The main focus of The Deadhouse revolves around the murder of a professor, Lola Dakota. Setting this in academia could have provided Fairstein with a lot to write about and rich characters to explore. Unfortunately (and I say this as a former academic), Fairstein seems to be completely clueless about how universities really function-and how divided academic disciplines are. Even at an experimental school, very few professors work across disciplines. As a medical historian, I was also insulted by Fairstein's bizarre assumption that an archeological dig would include a political scientist and a biologist. Historians and anthropologists would slit their throats before they allowed people with such different approaches to walk near an archeological site. Academic politics are characterized by a surreal number of turf battles (ironically, these battles-among people who essentially do the same thing-would have provided a much more interesting backdrop for the novel).
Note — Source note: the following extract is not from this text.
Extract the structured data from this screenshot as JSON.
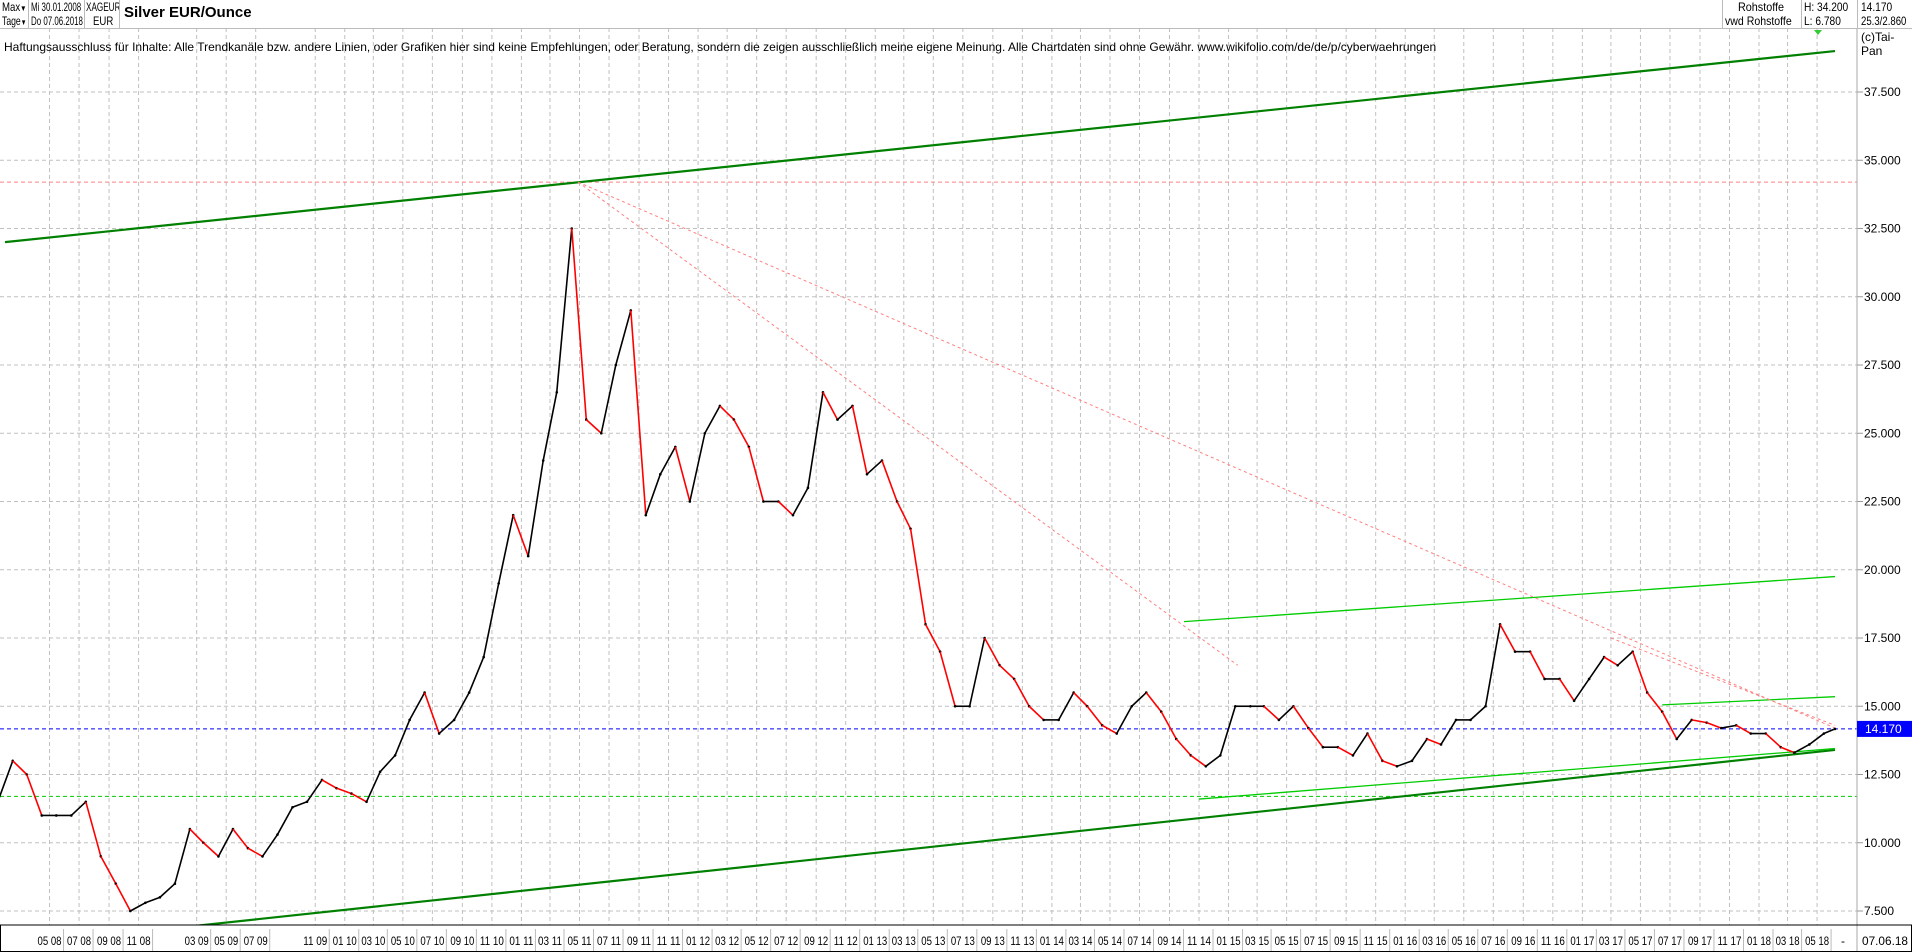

Along the way, various different sex crimes occur and one gets a glimpse into the problems and issues which confront D.A.s working on sex crimes. This is always the most interesting part of Fairstein's novels and I would have preferred it if she followed several of these stories all the way through.
I also have a peeve with Alexandra. She is perfect-perfectly bland-and I find myself annoyed by the fact that Fairstein always likes to keep her at the "perfect" age for a single woman-36. Why can't she age? Why is she always virtuously eating salads? Why does Jake like her? There is nothing real about this woman.